- Decades:: 1990s; 2000s; 2010s; 2020s;
- See also:: Other events of 2017; Timeline of Cypriot history;

= 2017 in Cyprus =

Events in the year 2017 in Cyprus

== Incumbents ==
- President: Nicos Anastasiades
- President of the Parliament: Demetris Syllouris

== Events ==
Ongoing – Cyprus dispute

=== January ===
- 9 January – Greek and Turkish local leaders in the country resume talks to end the division of the island before a high level multilateral conference takes place in Geneva this week in the latest effort to reunify the island.
- 13 January – Turkish President Recep Tayyip Erdoğan vows that the Turkish Armed Forces will stay on Cyprus "in perpetuity" and that the proposal of a rotating presidency for a unified island is unacceptable, casting doubts on an eventual solution to the dispute.

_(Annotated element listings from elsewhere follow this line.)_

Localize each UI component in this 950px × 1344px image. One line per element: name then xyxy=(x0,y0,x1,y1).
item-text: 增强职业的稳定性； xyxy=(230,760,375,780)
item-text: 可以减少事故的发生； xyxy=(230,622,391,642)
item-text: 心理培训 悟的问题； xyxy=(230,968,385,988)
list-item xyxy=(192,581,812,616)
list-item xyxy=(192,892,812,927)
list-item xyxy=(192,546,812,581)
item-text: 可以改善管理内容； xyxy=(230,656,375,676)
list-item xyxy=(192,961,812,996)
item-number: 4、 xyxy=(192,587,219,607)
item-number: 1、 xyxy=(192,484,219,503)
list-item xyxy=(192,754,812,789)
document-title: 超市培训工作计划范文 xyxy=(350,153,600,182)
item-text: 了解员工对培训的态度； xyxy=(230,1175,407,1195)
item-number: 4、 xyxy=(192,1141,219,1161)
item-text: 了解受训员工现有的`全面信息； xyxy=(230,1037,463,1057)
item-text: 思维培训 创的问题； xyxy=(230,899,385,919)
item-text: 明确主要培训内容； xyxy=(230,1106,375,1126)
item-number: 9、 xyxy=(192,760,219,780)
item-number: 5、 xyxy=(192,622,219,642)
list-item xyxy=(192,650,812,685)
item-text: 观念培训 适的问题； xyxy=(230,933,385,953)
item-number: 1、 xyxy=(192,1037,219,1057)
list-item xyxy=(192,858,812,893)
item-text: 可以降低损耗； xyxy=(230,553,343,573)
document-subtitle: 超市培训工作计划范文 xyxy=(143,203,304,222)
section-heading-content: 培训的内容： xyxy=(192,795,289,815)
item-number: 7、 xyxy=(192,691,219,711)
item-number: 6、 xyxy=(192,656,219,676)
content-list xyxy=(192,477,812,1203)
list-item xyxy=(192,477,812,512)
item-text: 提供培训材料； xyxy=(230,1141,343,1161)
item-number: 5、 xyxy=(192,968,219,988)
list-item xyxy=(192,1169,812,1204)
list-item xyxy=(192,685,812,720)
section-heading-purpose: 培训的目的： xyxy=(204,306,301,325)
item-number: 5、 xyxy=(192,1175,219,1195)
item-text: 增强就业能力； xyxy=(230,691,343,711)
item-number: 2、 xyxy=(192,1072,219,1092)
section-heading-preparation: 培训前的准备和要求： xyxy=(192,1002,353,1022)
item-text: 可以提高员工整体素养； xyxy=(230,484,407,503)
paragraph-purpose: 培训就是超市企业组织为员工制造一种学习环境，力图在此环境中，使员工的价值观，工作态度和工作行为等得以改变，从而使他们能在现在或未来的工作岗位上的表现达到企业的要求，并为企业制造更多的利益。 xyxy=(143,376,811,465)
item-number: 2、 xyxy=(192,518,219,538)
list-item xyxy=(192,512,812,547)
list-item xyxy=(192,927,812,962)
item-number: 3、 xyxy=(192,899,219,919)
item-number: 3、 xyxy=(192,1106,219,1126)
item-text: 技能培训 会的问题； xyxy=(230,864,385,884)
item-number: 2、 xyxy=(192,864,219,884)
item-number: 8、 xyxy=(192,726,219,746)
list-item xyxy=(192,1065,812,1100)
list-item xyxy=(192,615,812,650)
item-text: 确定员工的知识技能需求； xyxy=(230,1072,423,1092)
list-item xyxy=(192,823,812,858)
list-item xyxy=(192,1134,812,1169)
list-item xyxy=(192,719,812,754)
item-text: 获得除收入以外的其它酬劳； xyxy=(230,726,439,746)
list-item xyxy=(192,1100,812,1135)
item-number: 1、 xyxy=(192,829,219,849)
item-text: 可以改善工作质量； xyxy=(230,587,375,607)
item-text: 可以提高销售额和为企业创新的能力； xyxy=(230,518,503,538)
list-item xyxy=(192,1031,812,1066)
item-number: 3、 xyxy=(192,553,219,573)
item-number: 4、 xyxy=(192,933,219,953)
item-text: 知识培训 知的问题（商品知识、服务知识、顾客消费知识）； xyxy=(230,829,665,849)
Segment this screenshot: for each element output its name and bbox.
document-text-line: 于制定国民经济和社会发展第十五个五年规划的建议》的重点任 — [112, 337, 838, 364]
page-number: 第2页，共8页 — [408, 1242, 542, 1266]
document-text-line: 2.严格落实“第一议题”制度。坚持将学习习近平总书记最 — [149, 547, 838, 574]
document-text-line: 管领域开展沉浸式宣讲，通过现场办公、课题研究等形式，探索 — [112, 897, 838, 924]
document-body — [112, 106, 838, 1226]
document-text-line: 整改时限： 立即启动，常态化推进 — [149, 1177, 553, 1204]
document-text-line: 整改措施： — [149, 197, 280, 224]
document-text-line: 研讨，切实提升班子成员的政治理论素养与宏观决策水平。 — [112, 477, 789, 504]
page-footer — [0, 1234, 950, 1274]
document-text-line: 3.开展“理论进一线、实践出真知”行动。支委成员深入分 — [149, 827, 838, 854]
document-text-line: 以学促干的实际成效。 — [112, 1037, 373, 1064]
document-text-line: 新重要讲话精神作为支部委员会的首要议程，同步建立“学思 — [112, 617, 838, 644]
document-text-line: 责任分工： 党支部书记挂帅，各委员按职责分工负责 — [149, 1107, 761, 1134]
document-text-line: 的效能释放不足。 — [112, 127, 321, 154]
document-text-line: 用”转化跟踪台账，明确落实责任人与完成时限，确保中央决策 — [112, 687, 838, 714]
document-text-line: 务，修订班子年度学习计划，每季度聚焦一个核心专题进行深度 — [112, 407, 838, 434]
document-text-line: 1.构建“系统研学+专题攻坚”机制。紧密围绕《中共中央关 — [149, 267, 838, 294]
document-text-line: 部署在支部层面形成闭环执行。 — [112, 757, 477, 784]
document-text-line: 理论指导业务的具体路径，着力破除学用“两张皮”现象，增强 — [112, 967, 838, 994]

The remarks come as the latest round of unity talks end, set to restart on January 18.

=== February ===
- 10 February – the Cypriot parliament votes in favour of a bill by National People's Front party (ELAM), for commemorating the 1950 Cypriot enosis referendum in schools every year. The decision was received negatively by Turkish Cypriot politicians.

=== March ===
- 3 March – The European Parliament votes to end visa-free travel for U.S. citizens after the U.S. government failed to agree to visa-free travel for citizens of five E.U. member states, including Cyprus. The resolution is non-binding.